More About Narnia, Problems with Atonement
A rather angry Chris Heard replies to some of Toynbee's claims in the Guardian article I mentioned yesterday. Chris discusses both the marketing of the film and Toynbee's anti-Christian rhetoric, and I'm sympathetic to some of his objections. Go ahead and read it. I only want to comment on a remark Chris makes in passing about the doctrine of atonement. He writes:
"Toynbee tips her anti-Christian hand when she writes:
'Of all the elements of Christianity, the most repugnant is the notion of the Christ who took our sins upon himself and sacrificed his body in agony to save our souls. Did we ask him to?'
So voluntary self-sacrifice is somehow repugnant precisely because of its voluntarism? This I simply do not get. If Toynbee were objecting to the image of God that this kind of crass view of substitutionary atonement implies (and, by the way, I don't think this is an adequate view of what's going on, on the cross), a God who demands blood to atone for sin, then I would feel more sympathetic and would think there was at least something there to talk about."

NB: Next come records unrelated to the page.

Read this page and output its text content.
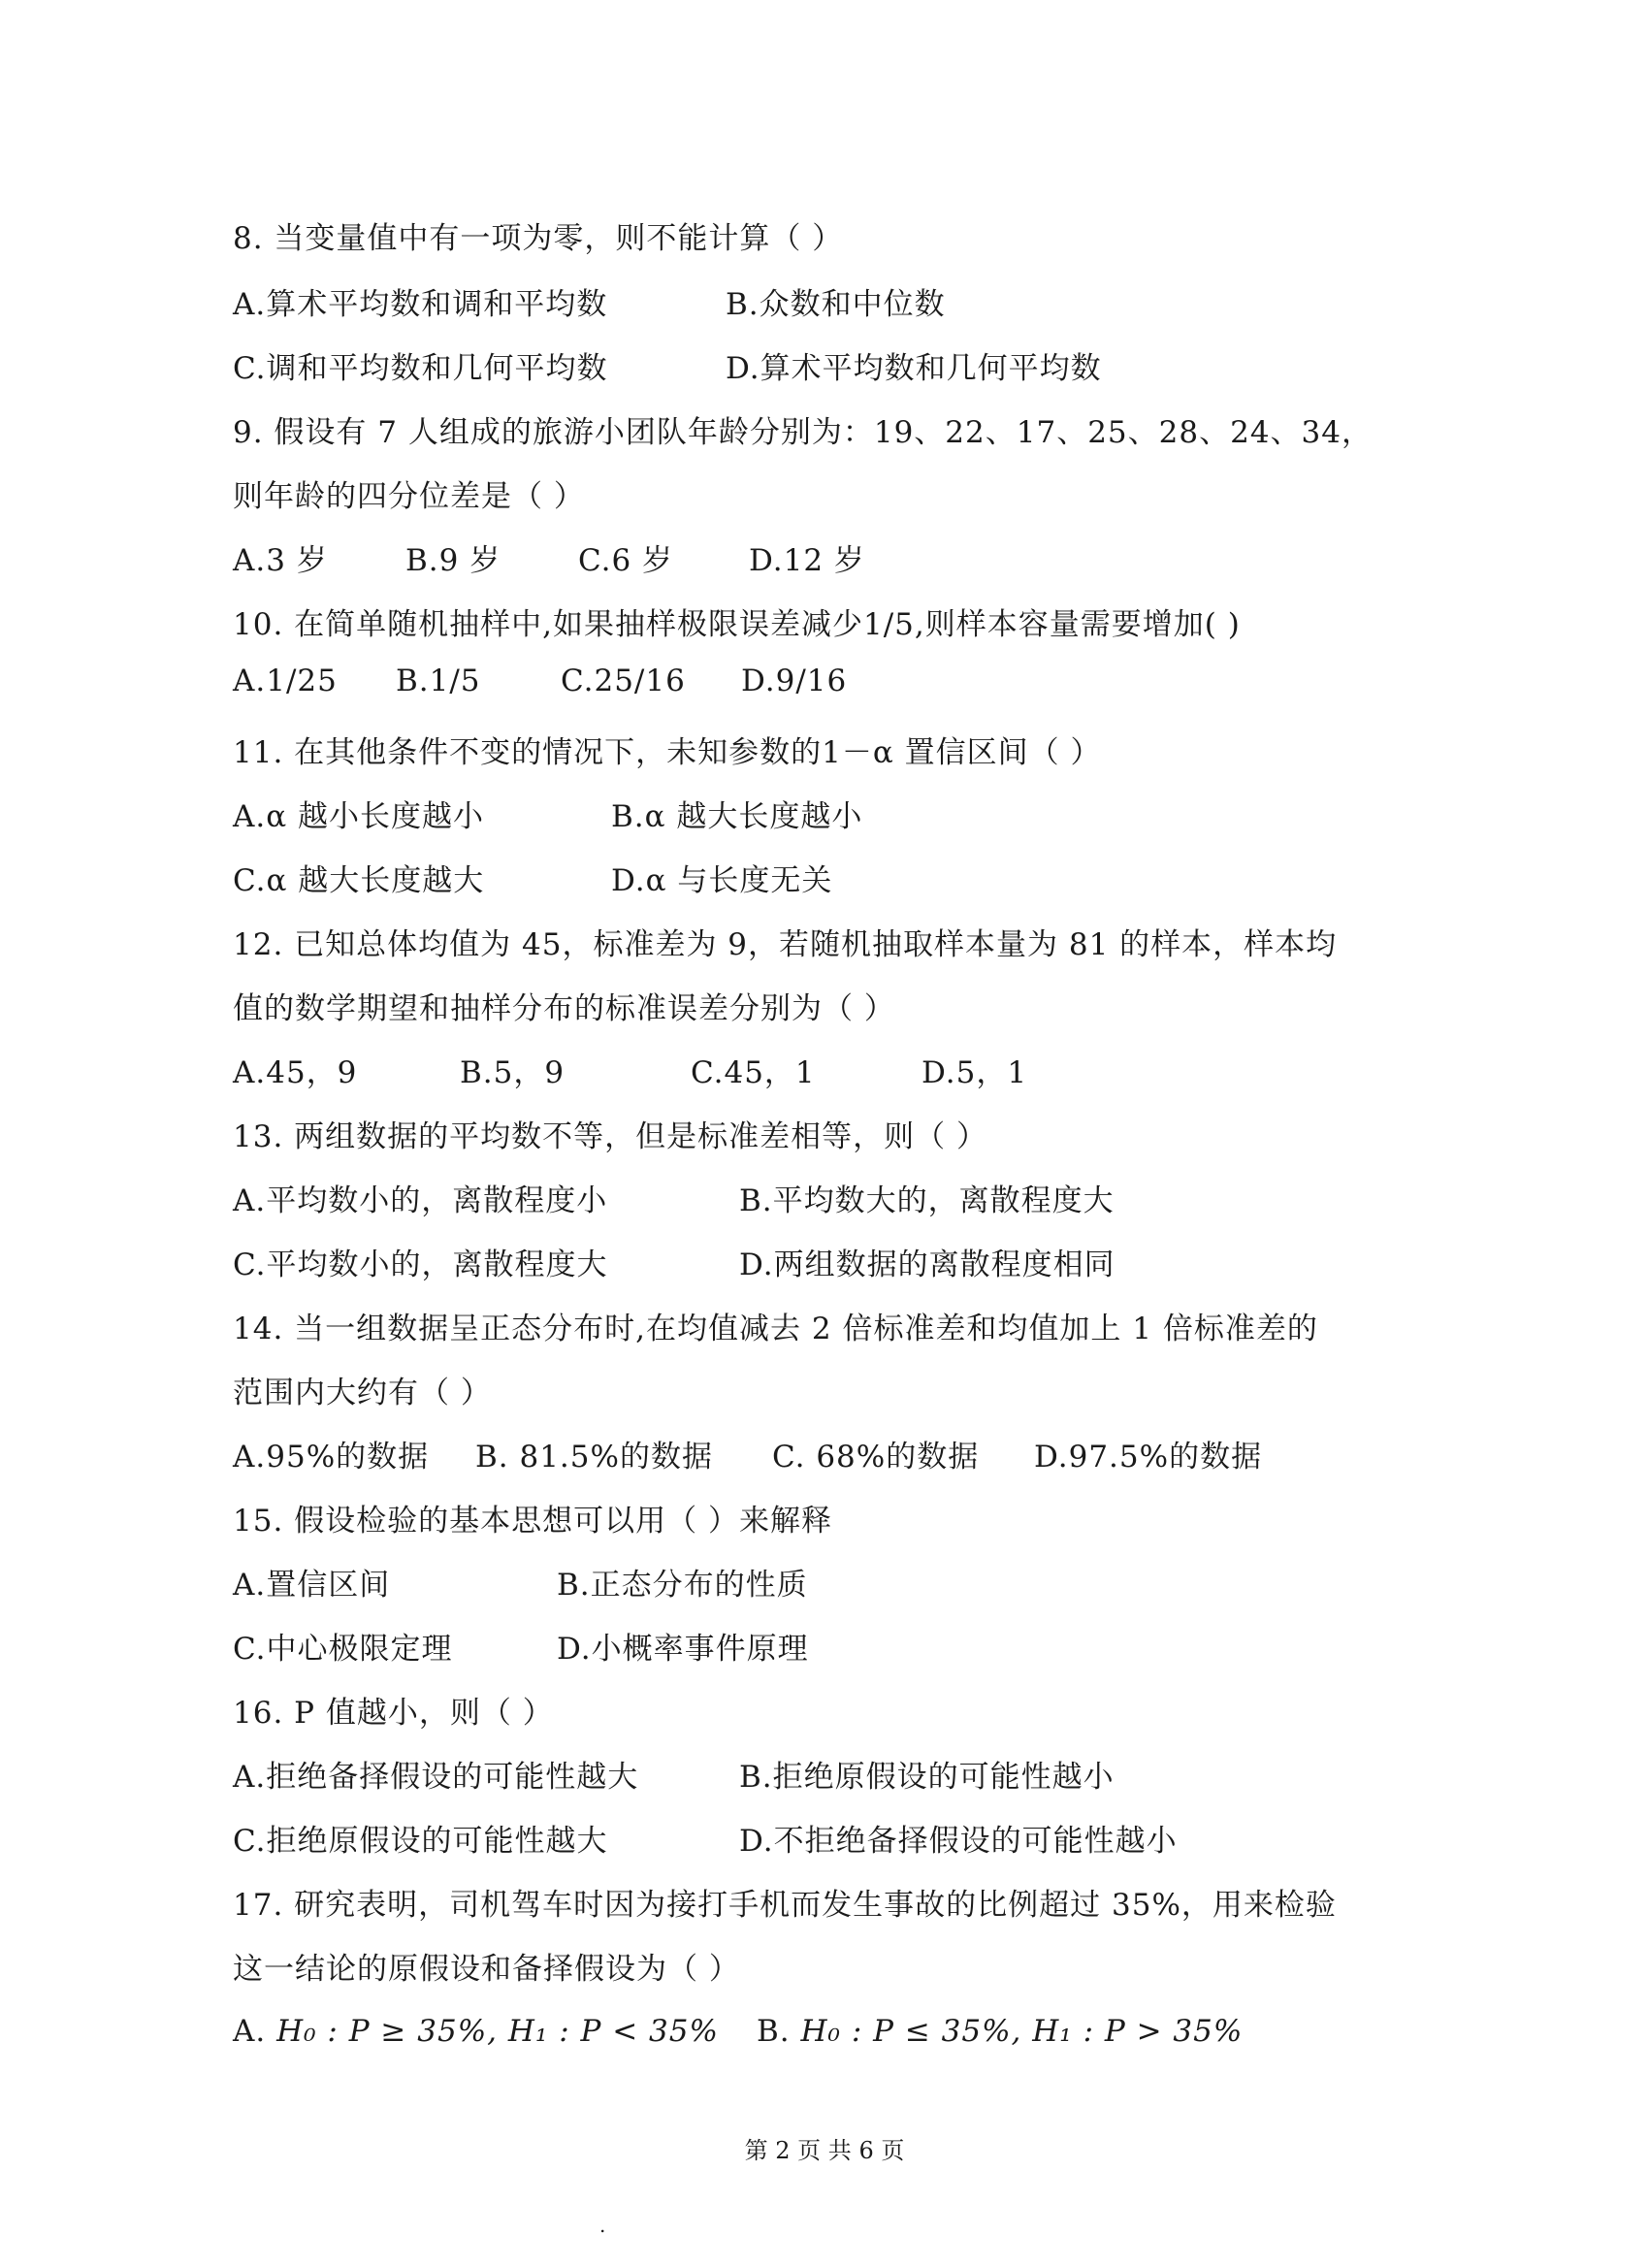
8. 当变量值中有一项为零，则不能计算（ ）
A.算术平均数和调和平均数	B.众数和中位数
C.调和平均数和几何平均数	D.算术平均数和几何平均数
9. 假设有 7 人组成的旅游小团队年龄分别为：19、22、17、25、28、24、34，
则年龄的四分位差是（ ）
A.3 岁	B.9 岁	C.6 岁	D.12 岁
10. 在简单随机抽样中,如果抽样极限误差减少1/5,则样本容量需要增加( )
A.1/25 B.1/5	C.25/16 D.9/16
11. 在其他条件不变的情况下，未知参数的1－α 置信区间（ ）
A.α 越小长度越小	B.α 越大长度越小
C.α 越大长度越大	D.α 与长度无关
12. 已知总体均值为 45，标准差为 9，若随机抽取样本量为 81 的样本，样本均
值的数学期望和抽样分布的标准误差分别为（ ）
A.45，9	B.5，9	C.45，1	D.5，1
13. 两组数据的平均数不等，但是标准差相等，则（ ）
A.平均数小的，离散程度小	B.平均数大的，离散程度大
C.平均数小的，离散程度大	D.两组数据的离散程度相同
14. 当一组数据呈正态分布时,在均值减去 2 倍标准差和均值加上 1 倍标准差的
范围内大约有（ ）
A.95%的数据 B. 81.5%的数据 C. 68%的数据 D.97.5%的数据
15. 假设检验的基本思想可以用（ ）来解释
A.置信区间	B.正态分布的性质
C.中心极限定理	D.小概率事件原理
16. P 值越小，则（ ）
A.拒绝备择假设的可能性越大	B.拒绝原假设的可能性越小
C.拒绝原假设的可能性越大	D.不拒绝备择假设的可能性越小
17. 研究表明，司机驾车时因为接打手机而发生事故的比例超过 35%，用来检验
这一结论的原假设和备择假设为（ ）
A. H₀ : P ≥ 35%, H₁ : P < 35% B. H₀ : P ≤ 35%, H₁ : P > 35%
第 2 页 共 6 页
.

I'm curious to know what Chris thinks is "the adequate view of what's going on, on the cross". One of the next books on my reading list is Stephen Finlan's sequel to The Background and Content of Paul's Cultic Atonement Metaphors, called Problems with Atonement: The Origins of, and Controversy About, the Atonement Doctrine. The first book, like no other, brings home how very different understandings of Christ's death had become mixed and fused by the time of the New Testament writings. Certainly the idea of "substitutionary atonement" goes back to the New Testament -- and the Hebrew Bible, for that matter. But it's monetary substitution in the propitiary sense, by which tribute is offered to God in order to appease his wrath. The idea of penal substitution, where a sacrifice "stands in" for the offender, is the later idea.
Toynbee would obviously have problems with either one, but it's hard to tell which idea Chris perceives her problem with, or to which he is acknolwedging the valid issue. In any case, according to the way Finlan describes his sequel here, and the preface which I've already read, he urges Christians to abandon all ideas of atonement. The doctrine of the Incarnation is the non-negotiable -- give up that, Finlan says, and you're no longer Christian -- while atonement ideas are dispensible. That's an interesting take, and I'll have more to say in a couple of weeks when I finish the book.
1 Comments:
FYI. The crucifixion of Jesus has perfected the Way for a person to be saved from death but Jesus could not have died in place of any person.
The only sin that can be repented of to obey the Acts 2:38 command is the sin of Jesus' murder. For whenever a male human life is taken by bloodshed God demands an accounting. Gen. 9:5b NIV. The sin of ccrucifying Jesus is the only sin that each man too must repent of to save himself.